As for behavioral things that this person may be able to do, it depends on the level at which they're already functioning. If they're talking about going back to school, this must be a fairly high-functioning individual. I think things that you would think are very popular right now is what is called mindfulness, but there are also other tasks that one can work on to improve attention and concentration.

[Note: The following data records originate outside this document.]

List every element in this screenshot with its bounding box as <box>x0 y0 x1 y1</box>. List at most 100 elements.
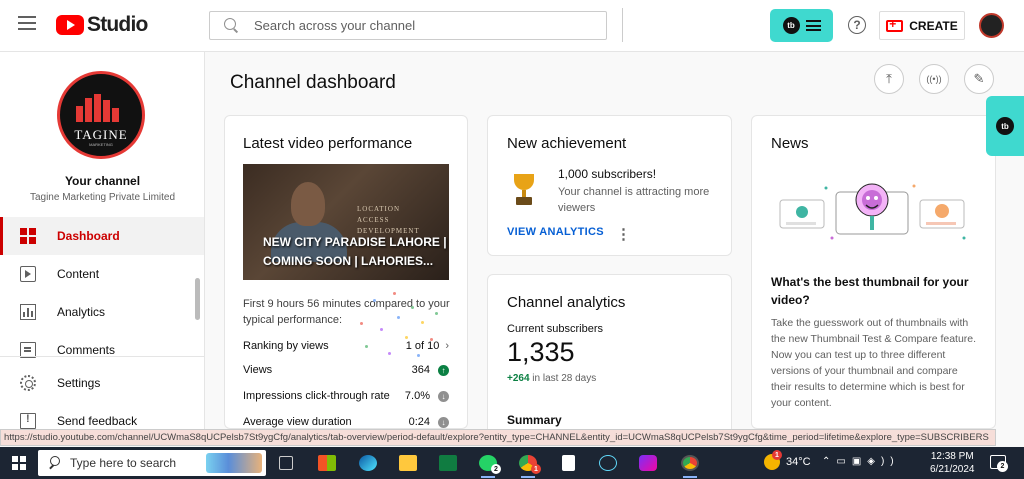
sidebar-item-content[interactable]: Content <box>0 255 204 293</box>
weather-alert-badge: 1 <box>772 450 782 460</box>
search-box[interactable] <box>209 11 607 40</box>
thumbnail-caption: NEW CITY PARADISE LAHORE | COMING SOON |… <box>263 235 447 268</box>
top-bar: Studio tb ? CREATE <box>0 0 1024 52</box>
stat-row-ranking[interactable]: Ranking by views 1 of 10 › <box>243 337 449 355</box>
arrow-up-icon: ↑ <box>438 364 449 376</box>
stat-value: 364 <box>411 364 430 376</box>
channel-logo-subtext: MARKETING <box>89 142 113 147</box>
search-input[interactable] <box>254 18 574 33</box>
achievement-card: New achievement 1,000 subscribers! Your … <box>487 115 732 256</box>
extension-logo-icon: tb <box>782 17 800 34</box>
sidebar-scrollbar[interactable] <box>195 278 200 320</box>
active-indicator <box>481 476 495 478</box>
chrome-badge: 1 <box>531 464 541 474</box>
taskbar-search-text: Type here to search <box>70 456 177 470</box>
clock-time: 12:38 PM <box>930 451 974 462</box>
youtube-logo-icon <box>56 15 84 35</box>
your-channel-label[interactable]: Your channel <box>0 174 204 188</box>
create-post-button[interactable]: ✎ <box>964 64 994 94</box>
chevron-right-icon: › <box>445 340 449 352</box>
taskbar: Type here to search 2 1 1 34°C ⌃▭▣◈)) 12… <box>0 447 1024 479</box>
sidebar-item-analytics[interactable]: Analytics <box>0 293 204 331</box>
microsoft-store-icon[interactable] <box>318 455 336 471</box>
settings-icon <box>20 375 36 391</box>
news-headline[interactable]: What's the best thumbnail for your video… <box>771 273 981 309</box>
divider <box>622 8 623 42</box>
stat-label: Ranking by views <box>243 340 329 352</box>
search-icon[interactable] <box>224 17 240 34</box>
upload-icon: ⤒ <box>886 71 892 86</box>
card-title: Channel analytics <box>507 294 626 311</box>
news-card: News What's the best thumbnail for your … <box>751 115 996 429</box>
sidebar-item-label: Settings <box>57 376 101 390</box>
trophy-icon <box>510 174 538 208</box>
sidebar-item-settings[interactable]: Settings <box>0 364 204 402</box>
file-explorer-icon[interactable] <box>399 455 417 471</box>
channel-avatar[interactable]: TAGINE MARKETING <box>57 71 145 159</box>
stat-value: 7.0% <box>404 390 430 402</box>
clock-date: 6/21/2024 <box>930 464 975 475</box>
channel-name: Tagine Marketing Private Limited <box>29 192 176 203</box>
help-icon[interactable]: ? <box>848 16 866 34</box>
card-title: News <box>771 135 809 152</box>
search-icon <box>48 456 62 470</box>
excel-icon[interactable] <box>439 455 457 471</box>
channel-analytics-card: Channel analytics Current subscribers 1,… <box>487 274 732 444</box>
temperature: 34°C <box>786 456 811 468</box>
achievement-subtext: Your channel is attracting more viewers <box>558 186 710 214</box>
sidebar-bottom-nav: Settings Send feedback <box>0 364 204 429</box>
menu-icon[interactable] <box>18 16 36 30</box>
feedback-icon <box>20 413 36 429</box>
stat-label: Impressions click-through rate <box>243 390 390 402</box>
more-options-icon[interactable]: ⋮ <box>616 225 631 243</box>
sidebar-item-label: Comments <box>57 343 116 357</box>
app-name: Studio <box>87 13 148 36</box>
stat-row-avg-duration: Average view duration 0:24 ↓ <box>243 413 449 428</box>
house-logo-icon <box>74 92 128 122</box>
extension-side-tab[interactable]: tb <box>986 96 1024 156</box>
active-indicator <box>521 476 535 478</box>
go-live-button[interactable]: ((•)) <box>919 64 949 94</box>
stat-row-views: Views 364 ↑ <box>243 361 449 379</box>
sidebar-item-label: Content <box>57 267 100 281</box>
dashboard-icon <box>20 228 36 244</box>
sidebar-item-send-feedback[interactable]: Send feedback <box>0 402 204 429</box>
sidebar-nav: Dashboard Content Analytics Comments <box>0 217 204 369</box>
analytics-icon <box>20 304 36 320</box>
extension-menu-icon <box>805 20 821 31</box>
stat-row-ctr: Impressions click-through rate 7.0% ↓ <box>243 387 449 405</box>
create-label: CREATE <box>909 18 958 33</box>
extension-button[interactable]: tb <box>770 9 833 42</box>
account-avatar[interactable] <box>979 13 1004 38</box>
subscribers-label: Current subscribers <box>507 323 603 335</box>
studio-logo[interactable]: Studio <box>56 13 148 37</box>
create-button[interactable]: CREATE <box>879 11 965 40</box>
sidebar-item-label: Dashboard <box>57 229 120 243</box>
react-app-icon[interactable] <box>599 455 617 471</box>
whatsapp-badge: 2 <box>491 464 501 474</box>
task-view-icon[interactable] <box>279 456 293 470</box>
notifications-count: 2 <box>997 461 1008 472</box>
windows-start-icon[interactable] <box>12 456 26 470</box>
view-analytics-link[interactable]: VIEW ANALYTICS <box>507 226 604 238</box>
sidebar: TAGINE MARKETING Your channel Tagine Mar… <box>0 52 205 429</box>
sidebar-item-dashboard[interactable]: Dashboard <box>0 217 204 255</box>
clock[interactable]: 12:38 PM 6/21/2024 <box>930 450 975 476</box>
taskbar-search[interactable]: Type here to search <box>38 450 266 476</box>
weather-widget[interactable]: 1 34°C <box>764 450 811 470</box>
active-indicator <box>683 476 697 478</box>
sidebar-divider <box>0 356 204 357</box>
achievement-headline: 1,000 subscribers! <box>558 167 657 181</box>
search-highlight-image <box>206 453 262 473</box>
video-thumbnail[interactable]: LOCATION ACCESS DEVELOPMENT NEW CITY PAR… <box>243 164 449 280</box>
stat-label: Average view duration <box>243 416 352 428</box>
copilot-icon[interactable] <box>639 455 657 471</box>
chrome-profile-icon[interactable] <box>681 455 699 471</box>
thumbnail-figure-head <box>291 182 325 226</box>
system-tray-icons[interactable]: ⌃▭▣◈)) <box>822 456 900 467</box>
stat-value: 0:24 <box>408 416 430 428</box>
card-title: New achievement <box>507 135 627 152</box>
notepad-icon[interactable] <box>562 455 575 471</box>
edge-icon[interactable] <box>359 455 377 471</box>
upload-button[interactable]: ⤒ <box>874 64 904 94</box>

There are techniques that can be taught if a person is very easily distracted: focus on a page when reading or change the computer and other devices to highlight certain areas and bring them more front and center. Also, doing simple things like using earbuds and reviewing information to strengthen those connections could be helpful. Work with a therapist to understand how you can approach written material so that you can organize it in a way that's easier. A speech therapist or again a cognitive therapist psychologist can work with an individual on these types of tasks.
Answer transcribed from the Brightway Answers interview with clinical specialist Marlene Rivera:
I think of brain fog as one of those things that you may experience when you are experiencing cognitive fatigue. This might not always happen - there might be, in some instances, where you experience brain fog and you haven't really been engaged in anything yet so it might feel like you're experiencing it on a more frequent level.
But what I recommend is to assess the pace of your current lifestyle. Doing this will help you to determine what causes your brain fog.
For example, is your sleep inadequate? Are there high levels of physical or cognitive demand that are causing your brain fog? Are you getting inadequate nutrition or hydration? Assessing those areas of your life and then discussing with your your primary care physician, then they may be able to make some recommendations or identify interventions that you can try to help your brain fog.